Mécanismes physiques activés en rodage
Un procédé de finition à l’abrasif est considéré comme un mécanisme complexe durant lequel un abrasif à dureté élevée raye une surface antagoniste d’un matériau moins dur, engendrant une modification plastique de la surface [18,19]. Le grain abrasif possède plusieurs arêtes et faces de coupe de géométries et de dimensions différentes induisant ainsi différents modes de sollicitations de la surface que sont [20-21] :
Mode d’abrasion I de type Labourage (figure 3.a) : Il se caractérise par l’apparition d’un bourrelet en tête de sillon. Aucun débris ne se détache lors du processus et la trace rémanente est définie comme un sillon plastique ;
Mode d’abrasion II de type Coupe (figure 3.b) : Il se définit par la formation d’un micro-copeau. La surface plane devant la pointe est d’abord déformée pour ensuite former un micro copeau. Ce procédé est similaire à un usinage avec outil coupant à angle d’attaque négatif.
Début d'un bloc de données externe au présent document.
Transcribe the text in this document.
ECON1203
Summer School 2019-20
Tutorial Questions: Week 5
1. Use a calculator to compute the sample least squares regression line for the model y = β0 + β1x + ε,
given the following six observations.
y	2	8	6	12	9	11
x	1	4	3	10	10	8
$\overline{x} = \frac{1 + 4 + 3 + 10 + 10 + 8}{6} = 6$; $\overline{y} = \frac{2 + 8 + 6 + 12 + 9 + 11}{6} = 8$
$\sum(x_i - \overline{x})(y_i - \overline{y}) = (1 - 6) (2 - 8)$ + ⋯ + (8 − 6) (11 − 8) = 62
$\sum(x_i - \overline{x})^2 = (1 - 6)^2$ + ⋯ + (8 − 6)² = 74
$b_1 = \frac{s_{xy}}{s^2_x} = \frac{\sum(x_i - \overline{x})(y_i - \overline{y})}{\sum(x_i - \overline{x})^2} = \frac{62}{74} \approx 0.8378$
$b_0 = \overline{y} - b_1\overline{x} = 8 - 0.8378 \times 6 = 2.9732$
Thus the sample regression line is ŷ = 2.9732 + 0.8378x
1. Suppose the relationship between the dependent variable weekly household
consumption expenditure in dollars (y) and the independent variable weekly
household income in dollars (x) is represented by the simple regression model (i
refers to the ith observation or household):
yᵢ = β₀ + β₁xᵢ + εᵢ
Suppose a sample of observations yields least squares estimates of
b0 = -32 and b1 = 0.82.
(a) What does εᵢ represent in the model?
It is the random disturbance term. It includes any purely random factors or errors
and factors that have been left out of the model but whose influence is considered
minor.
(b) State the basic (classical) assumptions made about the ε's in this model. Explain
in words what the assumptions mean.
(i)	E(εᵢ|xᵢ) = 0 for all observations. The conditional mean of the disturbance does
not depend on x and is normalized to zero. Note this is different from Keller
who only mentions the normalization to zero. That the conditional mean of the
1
Le mode de coupe est régulièrement représenté en abrasion comme une dégénérescence du mode de labourage ;
Mode d’abrasion III de type Fragmentation (figure 3.c) : Il se caractérise par l’apparition de fissures sous forme d’écaillage en arrière de la pointe. Ce mode est lié à la nature du matériau abrasé (fragile).
Ces modes élémentaires sont souvent couplés Les seuils de transition d’un mode à un autre sont difficiles à quantifier du fait de leurs dépendances aux paramètres géométriques, cinématiques, rhéologiques et tribologiques du contact (figure 4). L’étude des mécanismes physiques du contact abrasif/pièce a été abordée en littérature par deux approches différentes : la première dite approche « locale» ou « mono-grain » et la deuxième dite approche « globale » ou « multi-grains ». L’approche « mono-grain » présente l’inconvénient de ne pas tenir en considération la distribution et les interactions entre les grains abrasifs. Une première étude des mécanismes physiques activés pendant le rodage a été basée sur une approche de modélisation mono-grain avec une représentation sphérique des grains [22, 24]. Salje et al. ont, dans ce sens, essayé d’établir une comparaison entre les procédés de rodage, de rectification et de polissage par une approche mono-grain [23]. Ils ont montré que le procédé de rodage peut être assimilé à un procédé de rectification à faibles vitesses de coupe. Par ailleurs, contrairement à la rectification, les grains sont actifs pendant toute la durée du procédé (le quotient entre temps de coupe par grain et la durée du procédé tend vers 1 pour le rodage alors qu’il est inférieur à 0.01 pour la rectification et variant de 0.1 à 0.5 pour la rectification plane ou le polissage). En plus, en assumant qu’un seul grain est actif par surface unitaire, la force normale par grain au cours de l’opération de rodage est estimée entre 0.8N à 10N. Lee et Malkin exploitent quant à eux une approche globale. Cette approche a été appliquée aux deux procédés de finition par rodage et par superfinition [25,26]. Dans le cas du rodage, une machine instrumentée a été utilisée afin de mesurer la puissance du moteur de rotation, la pression d’expansion des pierres et le déplacement vertical de la broche.
Variables liées à l’outil
L’outil de rodage intérieur des cylindres est constitué d’un support, d’un rodoir et d’un abrasif incrusté dans le rodoir. La forme du rodoir utilisé dépend de la surface à roder : disques plan pour les surfaces planes, bagues pour les arbres, cylindres pour les alésages. Gouskov et al. ont tenté de modéliser le comportement des rodoirs avec un modèle dynamique pour des applications de rodage profond [36,37]. L’outil de rodage a été modélisé par trois pierres régies par des lois de contact visco-élastiques (figure 9). Ce modèle a été appliqué pour l’analyse de l’effet de la disposition et de la rigidité des pierres sur la forme du cylindre rodé et les vibrations engendrées dans le cas de rodage profond. Il en ressort que l’augmentation de la rigidité de l’outil améliore la forme du cylindre rodé à partir d’unnombre de cycles de course critique. Toutefois, cette augmentation de la rigidité induit des vibrations et un taux d’enlèvement de matière irrégulier agissant sur le fini de surface. Cette modélisation simpliste de rodage profond peut être exploité pour le rodage interne des fûts de carter en considérant la rigidité de l’outil constante et en négligeant la composante vibratoire.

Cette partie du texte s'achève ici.